L’homme reprit la parole, cette fois pour une tirade plus longue.

-Tu saurais pas où on est par hasard ? Parce que, je suis censé être mort ou dans le coma et je me retrouve ici en pleine possession de mes moyens...

Elle s’autorisa un air suprêmement satisfait, que John aurait tout aussi bien pu arborer que son alter ego féminin, qui lui donna la prestance qui lui faisait défaut du fait de sa petite taille. Il commençait par lui pourrir sa chemise, mais avait besoin d’aide pour en apprendre plus sur ce monde ? Aha, tu vas voir, mon gars… Joan n’était pas du genre belliqueuse, ni inutilement violente ou cruelle, mais elle était joueuse et avait la réplique facile. Si cet homme cherchait la castagne, elle pourrait lui en offrir. Gratis.
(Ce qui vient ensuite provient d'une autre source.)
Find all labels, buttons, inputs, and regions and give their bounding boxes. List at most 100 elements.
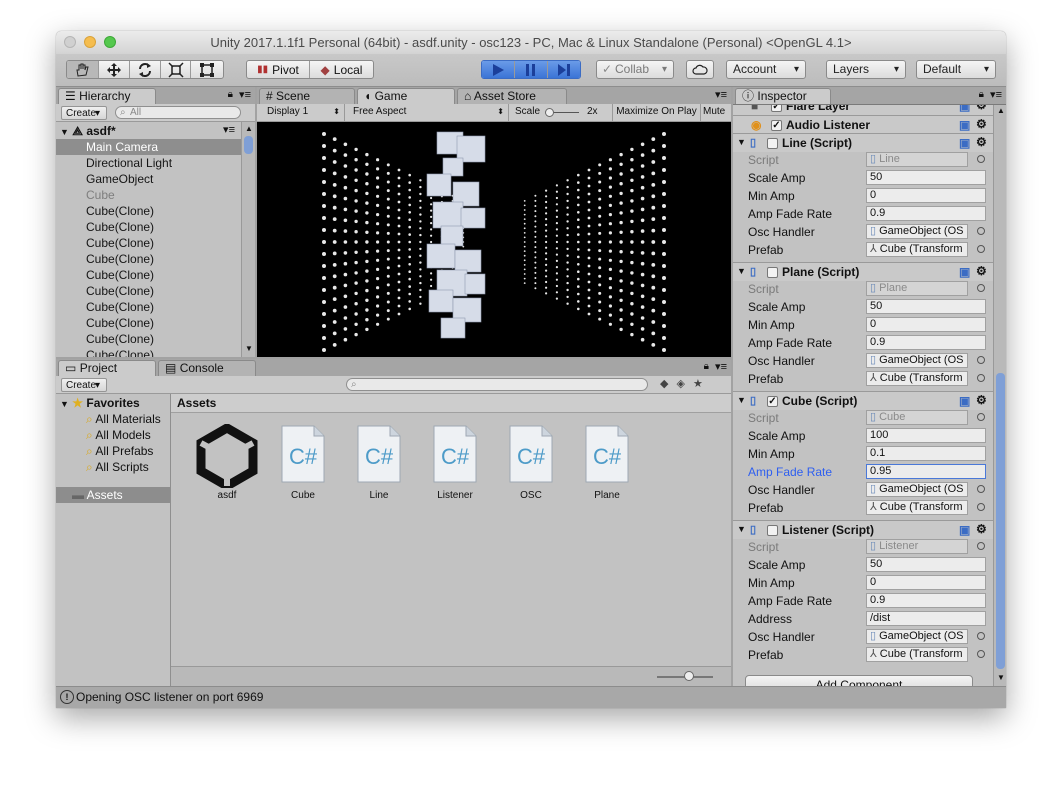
asset-item[interactable]: C# Line [341,422,417,502]
inspector-menu-icon[interactable]: ▾≡ [990,88,1002,101]
asset-item[interactable]: C# OSC [493,422,569,502]
help-book-icon[interactable]: ▣ [959,105,970,113]
object-picker-icon[interactable] [977,245,985,253]
hierarchy-item[interactable]: Cube(Clone) [86,347,154,357]
favorite-item[interactable]: ⌕ All Materials [86,412,161,427]
display-dropdown[interactable]: Display 1 ⬍ [257,104,345,121]
tab-asset-store[interactable]: ⌂ Asset Store [457,88,567,104]
object-picker-icon[interactable] [977,413,985,421]
component-foldout-icon[interactable]: ▼ [737,524,746,534]
rotate-tool-button[interactable] [130,61,161,78]
hand-tool-button[interactable] [67,61,99,78]
tab-console[interactable]: ▤ Console [158,360,256,376]
value-input[interactable]: 50 [866,299,986,314]
object-picker-icon[interactable] [977,155,985,163]
move-tool-button[interactable] [99,61,131,78]
object-field[interactable]: ▯ GameObject (OS [866,482,968,497]
inspector-scroll-down-icon[interactable]: ▼ [997,673,1005,682]
help-book-icon[interactable]: ▣ [959,136,970,150]
asset-item[interactable]: C# Plane [569,422,645,502]
inspector-scrollbar[interactable]: ▲ ▼ [993,105,1006,686]
hierarchy-scrollbar[interactable]: ▲ ▼ [241,122,255,357]
hierarchy-item[interactable]: Main Camera [56,139,241,155]
layout-dropdown[interactable]: Default [916,60,996,79]
hierarchy-item[interactable]: GameObject [86,171,153,187]
component-header[interactable]: ▼ ▯ Line (Script) ▣ ⚙ [733,133,993,152]
component-gear-icon[interactable]: ⚙ [976,105,987,112]
filter-label-icon[interactable]: ◈ [676,378,692,390]
value-input[interactable]: 0 [866,575,986,590]
component-header[interactable]: ▼ ▯ ✓ Cube (Script) ▣ ⚙ [733,391,993,410]
value-input[interactable]: 0.95 [866,464,986,479]
step-button[interactable] [547,61,580,78]
asset-item[interactable]: C# Listener [417,422,493,502]
hierarchy-create-dropdown[interactable]: Create [61,106,107,120]
object-picker-icon[interactable] [977,650,985,658]
favorite-item[interactable]: ⌕ All Scripts [86,460,149,475]
scroll-down-icon[interactable]: ▼ [245,344,253,353]
value-input[interactable]: /dist [866,611,986,626]
pause-button[interactable] [515,61,548,78]
inspector-lock-icon[interactable]: 🔒︎ [979,89,984,100]
status-message[interactable]: Opening OSC listener on port 6969 [76,690,263,704]
value-input[interactable]: 50 [866,557,986,572]
panel-menu-icon[interactable]: ▾≡ [239,88,251,101]
object-picker-icon[interactable] [977,632,985,640]
value-input[interactable]: 0 [866,317,986,332]
component-gear-icon[interactable]: ⚙ [976,522,987,536]
object-field[interactable]: ⅄ Cube (Transform [866,500,968,515]
component-foldout-icon[interactable]: ▼ [737,266,746,276]
component-enabled-checkbox[interactable]: ✓ [771,105,782,112]
component-enabled-checkbox[interactable]: ✓ [767,396,778,407]
component-enabled-checkbox[interactable] [767,525,778,536]
object-picker-icon[interactable] [977,284,985,292]
help-book-icon[interactable]: ▣ [959,523,970,537]
filter-type-icon[interactable]: ◆ [660,378,676,390]
hierarchy-item[interactable]: Cube(Clone) [86,219,154,235]
aspect-dropdown[interactable]: Free Aspect ⬍ [345,104,509,121]
hierarchy-item[interactable]: Cube(Clone) [86,283,154,299]
object-field[interactable]: ⅄ Cube (Transform [866,242,968,257]
component-header[interactable]: ✓ ◉ Audio Listener ▣ ⚙ [733,115,993,134]
component-gear-icon[interactable]: ⚙ [976,117,987,131]
hierarchy-scroll-thumb[interactable] [244,136,253,154]
scene-menu-icon[interactable]: ▾≡ [223,123,235,136]
hierarchy-search-input[interactable]: ⌕ All [115,106,241,119]
scroll-up-icon[interactable]: ▲ [245,124,253,133]
value-input[interactable]: 0.9 [866,206,986,221]
scale-slider[interactable]: Scale 2x [509,104,613,121]
local-toggle[interactable]: ◆ Local [310,61,373,78]
hierarchy-item[interactable]: Cube(Clone) [86,251,154,267]
hierarchy-item[interactable]: Cube(Clone) [86,267,154,283]
hierarchy-item[interactable]: Cube(Clone) [86,203,154,219]
tab-scene[interactable]: # Scene [259,88,355,104]
hierarchy-item[interactable]: Cube(Clone) [86,235,154,251]
component-foldout-icon[interactable]: ▼ [737,395,746,405]
layers-dropdown[interactable]: Layers [826,60,906,79]
object-picker-icon[interactable] [977,374,985,382]
favorite-item[interactable]: ⌕ All Prefabs [86,444,153,459]
component-header[interactable]: ▼ ▯ Listener (Script) ▣ ⚙ [733,520,993,539]
object-field[interactable]: ⅄ Cube (Transform [866,647,968,662]
assets-breadcrumb[interactable]: Assets [171,394,731,413]
assets-folder-row[interactable]: ▬ Assets [56,487,170,503]
component-gear-icon[interactable]: ⚙ [976,135,987,149]
object-picker-icon[interactable] [977,503,985,511]
account-dropdown[interactable]: Account [726,60,806,79]
hierarchy-item[interactable]: Cube(Clone) [86,299,154,315]
object-picker-icon[interactable] [977,542,985,550]
object-picker-icon[interactable] [977,356,985,364]
inspector-scroll-up-icon[interactable]: ▲ [997,106,1005,115]
value-input[interactable]: 0.1 [866,446,986,461]
add-component-button[interactable]: Add Component [745,675,973,686]
rect-tool-button[interactable] [191,61,223,78]
object-field[interactable]: ▯ GameObject (OS [866,224,968,239]
project-lock-icon[interactable]: 🔒︎ [704,361,709,372]
project-create-dropdown[interactable]: Create [61,378,107,392]
component-header[interactable]: ▼ ▯ Plane (Script) ▣ ⚙ [733,262,993,281]
object-picker-icon[interactable] [977,227,985,235]
favorite-item[interactable]: ⌕ All Models [86,428,151,443]
hierarchy-item[interactable]: Cube [86,187,115,203]
component-enabled-checkbox[interactable] [767,267,778,278]
game-panel-menu-icon[interactable]: ▾≡ [715,88,727,101]
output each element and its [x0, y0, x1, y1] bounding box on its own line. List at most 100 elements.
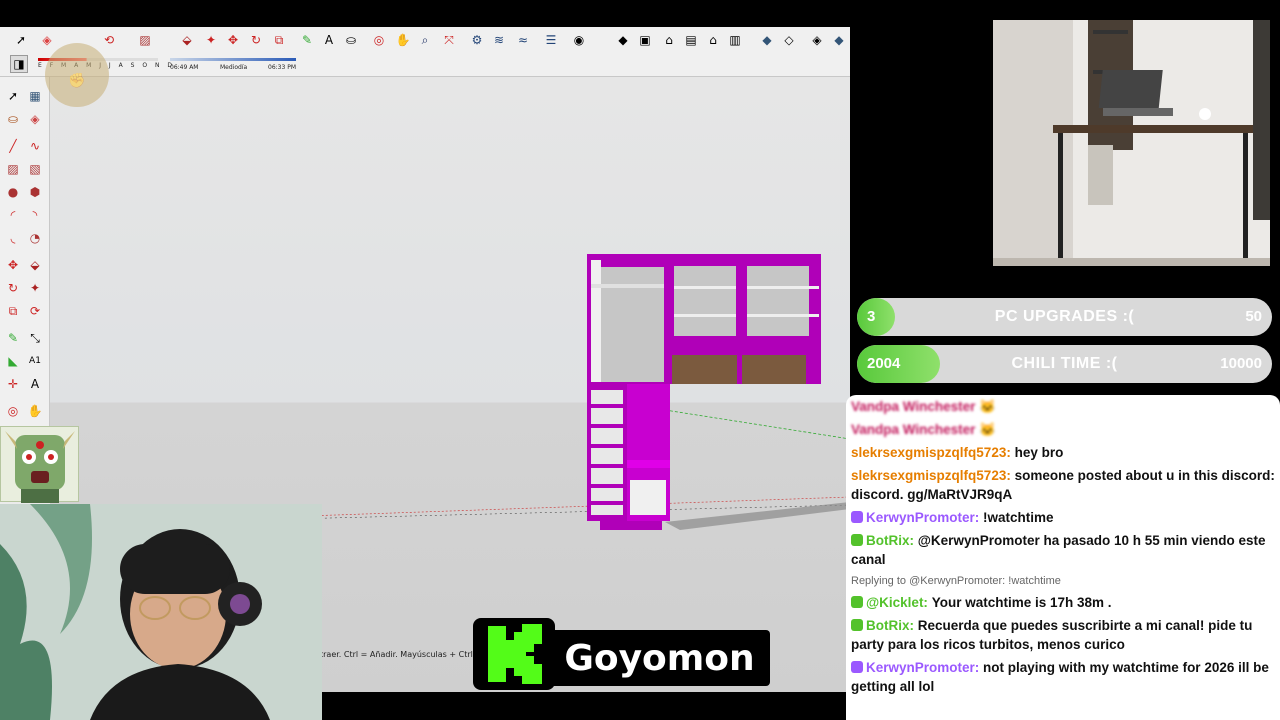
kick-logo-icon	[473, 618, 555, 690]
top-view-icon[interactable]: ▣	[636, 31, 654, 49]
right-shelves	[747, 266, 809, 336]
scale-side-icon[interactable]: ⧉	[4, 302, 22, 320]
shelf-line	[674, 314, 736, 317]
streamer-name: Goyomon	[564, 637, 755, 679]
left-view-icon[interactable]: ▥	[726, 31, 744, 49]
rotated-rect-icon[interactable]: ▧	[26, 160, 44, 178]
chat-username[interactable]: slekrsexgmispzqlfq5723:	[851, 445, 1011, 460]
front-view-icon[interactable]: ⌂	[660, 31, 678, 49]
polygon-icon[interactable]: ⬢	[26, 183, 44, 201]
text-icon[interactable]: A	[320, 31, 338, 49]
push-pull-icon[interactable]: ⬙	[178, 31, 196, 49]
back-view-icon[interactable]: ⌂	[704, 31, 722, 49]
mascot-avatar	[0, 426, 79, 503]
rotate-icon[interactable]: ↻	[247, 31, 265, 49]
chat-username[interactable]: BotRix:	[866, 533, 914, 548]
right-view-icon[interactable]: ▤	[682, 31, 700, 49]
pie-icon[interactable]: ◔	[26, 229, 44, 247]
chat-message: KerwynPromoter: !watchtime	[851, 508, 1275, 527]
left-toolbar: ➚ ▦ ⛀ ◈ ╱ ∿ ▨ ▧ ● ⬢ ◜ ◝ ◟ ◔ ✥ ⬙ ↻ ✦ ⧉ ⟳ …	[0, 77, 50, 452]
streamer-webcam	[0, 504, 322, 720]
model-shadow	[665, 502, 850, 530]
iso-view-icon[interactable]: ◆	[614, 31, 632, 49]
green-monster-icon	[5, 431, 75, 503]
arc3-icon[interactable]: ◟	[4, 229, 22, 247]
move-icon[interactable]: ✥	[224, 31, 242, 49]
paint-icon[interactable]: ⛀	[4, 110, 22, 128]
shaded-icon[interactable]: ◆	[830, 31, 848, 49]
follow-me-icon[interactable]: ✦	[202, 31, 220, 49]
pushpull-side-icon[interactable]: ⬙	[26, 256, 44, 274]
time-slider[interactable]	[170, 58, 296, 61]
chat-message: BotRix: @KerwynPromoter ha pasado 10 h 5…	[851, 531, 1275, 569]
shelf-line	[747, 314, 819, 317]
followme-side-icon[interactable]: ✦	[26, 279, 44, 297]
rectangle-icon[interactable]: ▨	[136, 31, 154, 49]
rect-icon[interactable]: ▨	[4, 160, 22, 178]
chat-username[interactable]: KerwynPromoter:	[866, 660, 979, 675]
components-icon[interactable]: ⚙	[468, 31, 486, 49]
team-logo: ✊	[45, 43, 109, 107]
rack-divider	[591, 444, 623, 448]
offset-icon[interactable]: ⟳	[26, 302, 44, 320]
rotate-side-icon[interactable]: ↻	[4, 279, 22, 297]
stream-screen: ➚ ◈ ⟲ ▨ ⬙ ✦ ✥ ↻ ⧉ ✎ A ⛀ ◎ ✋ ⌕ ⤧ ⚙ ≋ ≈ ☰ …	[0, 0, 1280, 720]
chat-username[interactable]: BotRix:	[866, 618, 914, 633]
chat-username[interactable]: @Kicklet:	[866, 595, 928, 610]
move-side-icon[interactable]: ✥	[4, 256, 22, 274]
pan-side-icon[interactable]: ✋	[26, 402, 44, 420]
materials-icon[interactable]: ≋	[490, 31, 508, 49]
text-side-icon[interactable]: A1	[26, 352, 44, 370]
select-icon[interactable]: ➚	[4, 87, 22, 105]
orbit-side-icon[interactable]: ◎	[4, 402, 22, 420]
wireframe-icon[interactable]: ◇	[780, 31, 798, 49]
user-badge-icon	[851, 619, 863, 631]
green-axis	[664, 409, 850, 440]
geo-location-icon[interactable]: ◉	[570, 31, 588, 49]
hidden-line-icon[interactable]: ◈	[808, 31, 826, 49]
circle-icon[interactable]: ●	[4, 183, 22, 201]
arc2-icon[interactable]: ◝	[26, 206, 44, 224]
freehand-icon[interactable]: ∿	[26, 137, 44, 155]
time-end-label: 06:33 PM	[268, 64, 296, 71]
shoe-rack-inner	[591, 390, 623, 515]
scale-icon[interactable]: ⧉	[270, 31, 288, 49]
zoom-extents-icon[interactable]: ⤧	[440, 31, 458, 49]
line-icon[interactable]: ╱	[4, 137, 22, 155]
chat-username[interactable]: slekrsexgmispzqlfq5723:	[851, 468, 1011, 483]
time-start-label: 06:49 AM	[170, 64, 199, 71]
layers-icon[interactable]: ☰	[542, 31, 560, 49]
rack-divider	[591, 404, 623, 408]
user-badge-icon	[851, 534, 863, 546]
xray-icon[interactable]: ◆	[758, 31, 776, 49]
select-tool-icon[interactable]: ➚	[12, 31, 30, 49]
tape-side-icon[interactable]: ✎	[4, 329, 22, 347]
zoom-icon[interactable]: ⌕	[416, 31, 434, 49]
kick-k-icon	[488, 624, 542, 684]
user-badge-icon	[851, 661, 863, 673]
dimension-icon[interactable]: ⤡	[26, 329, 44, 347]
chat-message: BotRix: Recuerda que puedes suscribirte …	[851, 616, 1275, 654]
orbit-icon[interactable]: ◎	[370, 31, 388, 49]
styles-icon[interactable]: ≈	[514, 31, 532, 49]
protractor-icon[interactable]: ◣	[4, 352, 22, 370]
streamer-name-box: Goyomon	[549, 630, 770, 686]
3d-text-icon[interactable]: A	[26, 375, 44, 393]
goal-target-value: 50	[1245, 308, 1262, 325]
chat-panel: Vandpa Winchester 🐱 Vandpa Winchester 🐱 …	[846, 395, 1280, 720]
axes-icon[interactable]: ✛	[4, 375, 22, 393]
pan-icon[interactable]: ✋	[394, 31, 412, 49]
kick-name-banner: Goyomon	[473, 618, 770, 690]
eraser-tool-icon[interactable]: ◨	[10, 55, 28, 73]
chat-username[interactable]: KerwynPromoter:	[866, 510, 979, 525]
goal-title: PC UPGRADES :(	[994, 308, 1135, 325]
time-mid-label: Mediodía	[220, 64, 248, 71]
rack-divider	[591, 501, 623, 505]
mid-shelves	[674, 266, 736, 336]
shelf-line	[747, 286, 819, 289]
chat-message: @Kicklet: Your watchtime is 17h 38m .	[851, 593, 1275, 612]
arc-side-icon[interactable]: ◜	[4, 206, 22, 224]
paint-bucket-icon[interactable]: ⛀	[342, 31, 360, 49]
goal-trackers: 3 PC UPGRADES :( 50 2004 CHILI TIME :( 1…	[857, 298, 1272, 392]
tape-measure-icon[interactable]: ✎	[298, 31, 316, 49]
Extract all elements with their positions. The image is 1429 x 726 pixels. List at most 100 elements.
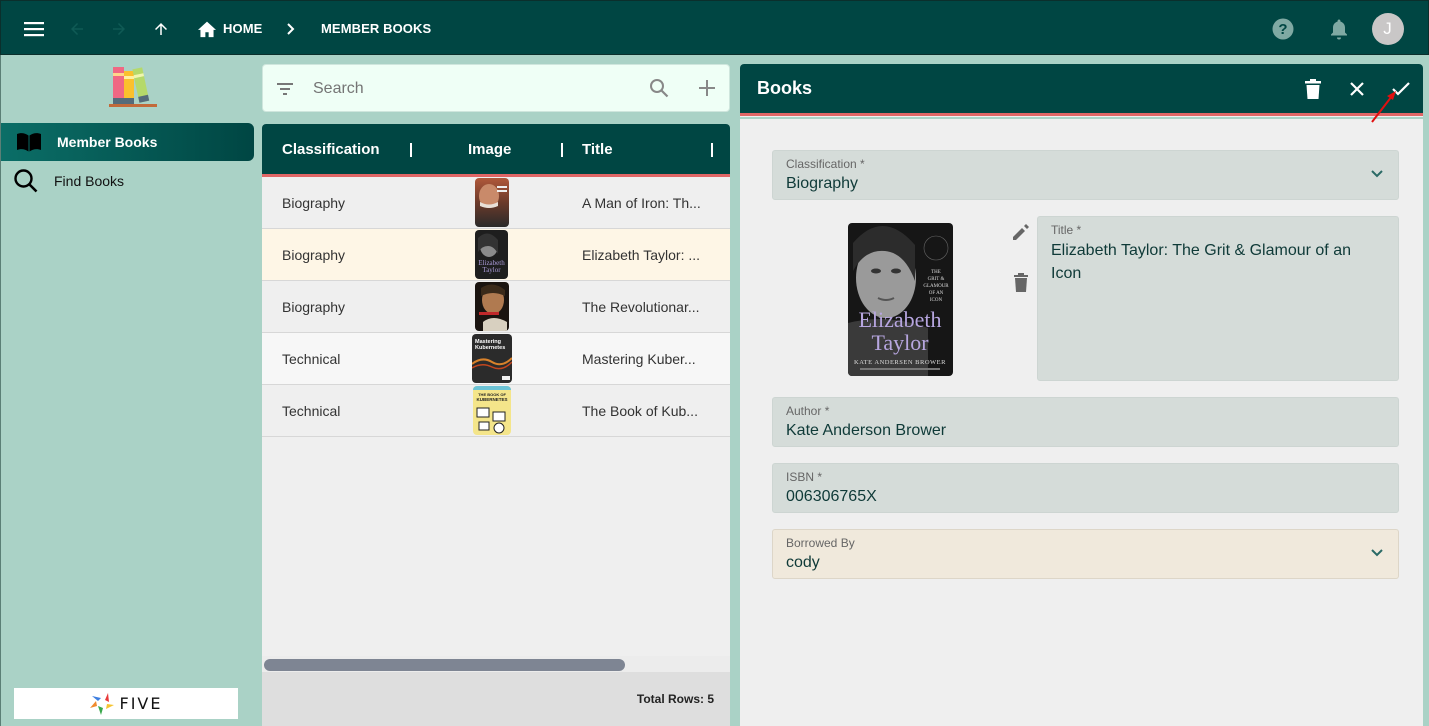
cell-classification: Biography xyxy=(282,246,346,263)
column-resize-handle[interactable] xyxy=(561,143,563,157)
breadcrumb-separator xyxy=(283,1,299,56)
cell-classification: Technical xyxy=(282,402,341,419)
book-thumbnail: Elizabeth Taylor xyxy=(475,230,508,279)
isbn-label: ISBN * xyxy=(786,470,823,484)
add-record-button[interactable] xyxy=(697,78,717,103)
sidebar: Member Books Find Books FIVE xyxy=(0,55,258,726)
filter-icon xyxy=(277,83,293,95)
breadcrumb-current-label: MEMBER BOOKS xyxy=(321,21,432,36)
column-header-image[interactable]: Image xyxy=(468,124,511,174)
five-star-logo-icon xyxy=(89,692,114,715)
borrowed-by-select[interactable]: Borrowed By cody xyxy=(772,529,1399,579)
trash-icon xyxy=(1014,273,1028,292)
forward-arrow-icon xyxy=(113,22,125,35)
breadcrumb-member-books[interactable]: MEMBER BOOKS xyxy=(321,1,431,56)
record-form-panel: Books Classification * Biography THE GRI… xyxy=(740,64,1423,726)
table-row[interactable]: Technical Mastering Kubernetes Mastering … xyxy=(262,333,730,385)
cover-author: KATE ANDERSEN BROWER xyxy=(854,359,946,366)
five-logo-text: FIVE xyxy=(119,694,163,713)
sidebar-item-member-books[interactable]: Member Books xyxy=(1,123,254,161)
isbn-field[interactable]: ISBN * 006306765X xyxy=(772,463,1399,513)
cell-classification: Biography xyxy=(282,298,346,315)
books-logo-icon xyxy=(109,67,157,107)
svg-text:OF AN: OF AN xyxy=(929,291,944,296)
search-bar xyxy=(262,64,730,112)
table-row[interactable]: Technical THE BOOK OF KUBERNETES The Book… xyxy=(262,385,730,437)
open-book-icon xyxy=(17,133,41,152)
delete-record-button[interactable] xyxy=(1298,74,1328,104)
breadcrumb-home-label: HOME xyxy=(223,21,263,36)
borrowed-by-label: Borrowed By xyxy=(786,536,855,550)
search-icon xyxy=(14,169,38,193)
book-cover-image: MasteringKubernetes xyxy=(472,334,512,383)
column-header-title[interactable]: Title xyxy=(582,124,613,174)
records-list-panel: Classification Image Title Biography A M… xyxy=(262,124,730,726)
cell-classification: Technical xyxy=(282,350,341,367)
svg-text:KUBERNETES: KUBERNETES xyxy=(476,397,507,402)
svg-text:Taylor: Taylor xyxy=(482,266,501,274)
horizontal-scrollbar[interactable] xyxy=(262,656,730,672)
annotation-arrow xyxy=(1371,91,1396,123)
title-label: Title * xyxy=(1051,223,1082,237)
app-logo xyxy=(109,64,159,113)
sidebar-item-find-books[interactable]: Find Books xyxy=(1,162,254,200)
search-icon xyxy=(650,79,669,98)
cell-classification: Biography xyxy=(282,194,346,211)
chevron-right-icon xyxy=(287,22,295,35)
bell-icon xyxy=(1331,19,1347,39)
edit-image-button[interactable] xyxy=(1011,222,1031,247)
sidebar-item-label: Find Books xyxy=(54,173,125,189)
sidebar-item-label: Member Books xyxy=(57,134,158,150)
menu-icon xyxy=(24,21,44,36)
forward-button[interactable] xyxy=(105,1,133,56)
close-icon xyxy=(1350,82,1364,96)
cell-title: Elizabeth Taylor: ... xyxy=(582,246,701,263)
remove-image-button[interactable] xyxy=(1014,273,1028,297)
classification-select[interactable]: Classification * Biography xyxy=(772,150,1399,200)
horizontal-scrollbar-thumb[interactable] xyxy=(264,659,625,671)
borrowed-by-value: cody xyxy=(786,554,820,571)
form-header: Books xyxy=(740,64,1423,119)
up-button[interactable] xyxy=(148,1,174,56)
book-cover-image xyxy=(475,178,509,227)
plus-icon xyxy=(699,80,715,96)
author-label: Author * xyxy=(786,404,830,418)
svg-text:GRIT &: GRIT & xyxy=(928,277,945,282)
search-button[interactable] xyxy=(649,78,669,103)
cell-title: The Book of Kub... xyxy=(582,402,698,419)
filter-button[interactable] xyxy=(275,79,295,104)
book-thumbnail: THE BOOK OF KUBERNETES xyxy=(473,386,511,435)
back-arrow-icon xyxy=(71,22,83,35)
title-textarea[interactable]: Title * Elizabeth Taylor: The Grit & Gla… xyxy=(1037,216,1399,381)
up-arrow-icon xyxy=(155,22,167,35)
table-row[interactable]: Biography A Man of Iron: Th... xyxy=(262,177,730,229)
chevron-down-icon xyxy=(1371,549,1383,557)
column-header-classification[interactable]: Classification xyxy=(282,124,380,174)
help-icon: ? xyxy=(1272,18,1294,39)
table-row-selected[interactable]: Biography Elizabeth Taylor Elizabeth Tayl… xyxy=(262,229,730,281)
breadcrumb-home[interactable]: HOME xyxy=(197,1,262,56)
menu-button[interactable] xyxy=(19,1,49,56)
help-button[interactable]: ? xyxy=(1270,1,1296,56)
table-row[interactable]: Biography The Revolutionar... xyxy=(262,281,730,333)
book-cover-image: THE GRIT & GLAMOUR OF AN ICON Elizabeth … xyxy=(848,223,953,376)
book-thumbnail: Mastering Kubernetes xyxy=(472,334,512,383)
svg-text:ICON: ICON xyxy=(930,298,943,303)
classification-value: Biography xyxy=(786,175,859,192)
classification-label: Classification * xyxy=(786,157,865,171)
user-avatar[interactable]: J xyxy=(1371,1,1404,56)
cell-title: A Man of Iron: Th... xyxy=(582,194,701,211)
list-header: Classification Image Title xyxy=(262,124,730,177)
search-input[interactable] xyxy=(313,75,633,103)
book-cover-image xyxy=(475,282,509,331)
svg-text:GLAMOUR: GLAMOUR xyxy=(923,284,949,289)
author-field[interactable]: Author * Kate Anderson Brower xyxy=(772,397,1399,447)
avatar-initial: J xyxy=(1371,12,1404,45)
column-resize-handle[interactable] xyxy=(410,143,412,157)
cell-title: Mastering Kuber... xyxy=(582,350,696,367)
pencil-icon xyxy=(1013,224,1029,240)
back-button[interactable] xyxy=(63,1,91,56)
svg-text:?: ? xyxy=(1278,21,1287,38)
notifications-button[interactable] xyxy=(1327,1,1351,56)
column-resize-handle[interactable] xyxy=(711,143,713,157)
Elle jeta un coup d’œil rapide au fumeur pour évaluer la menace qui émanait de lui, et remarqua qu’il semblait attendre quelque chose. Quelque chose d’un peu plus… intéressant et palpitant qu’une simple indication sur le lieu où il se trouvait. Joan prit le temps de s’asseoir sur le rebord de la fontaine et de laisser le bout de ses doigts tremper dans l’eau fraîche. Alors que l’onde glougloutait contre sa peau, elle sentit une sorte de plénitude lui tomber dessus, l’envelopper comme une couverture chaude et souple. Elle s’appliqua cependant à faire conserver à son visage une expression neutre, voire encore un peu satisfaite.

-Où nous sommes ? Ma foi, sur la place centrale, à côté d’une charmante fontaine en sus, répondit-elle en prenant un malin plaisir, presque sadique, à ne répondre à la question qu’à moitié, et de mauvaise foi.

Elle sortit sa main de l’eau et la secoua pour la sécher un peu. Son regard orangé s’égara dans celui de cet impoli monsieur. Elle garda le silence encore une longue minute, à défier du regard celui qui l’avait défiée, sans pour autant ajouter l’once de sarcasme de trop, qui aurait fait exploser la grenade dégoupillée qu’était cet homme.

-Nous sommes dans l’outre-monde, nous sommes morts, vous et moi. Vous avez été choisi pour bénéficier d’une vie supplémentaire ici, pour quelle raison, je l’ignore. En tout cas, sûrement pas pour votre sens des contacts.

Joan toussa bruyamment, les deux mains devant la bouche, du fait de ses cordes vocales martyrisées. Même en ayant l’habitude, il lui semblait à chaque fois qu’elle s’arrachait la gorge. Après avoir bien craché ses poumons, elle reporta le visage froid et sarcastique de John sur son interlocuteur.

-D’autres questions, Mister Cigarette, ou vous allez vous en tenir à écraser des mégots sur mes vêtements ? railla-t-elle avec un bon gros sarcasme peut-être un peu trop à la limite de l’acceptable avant l’explosion.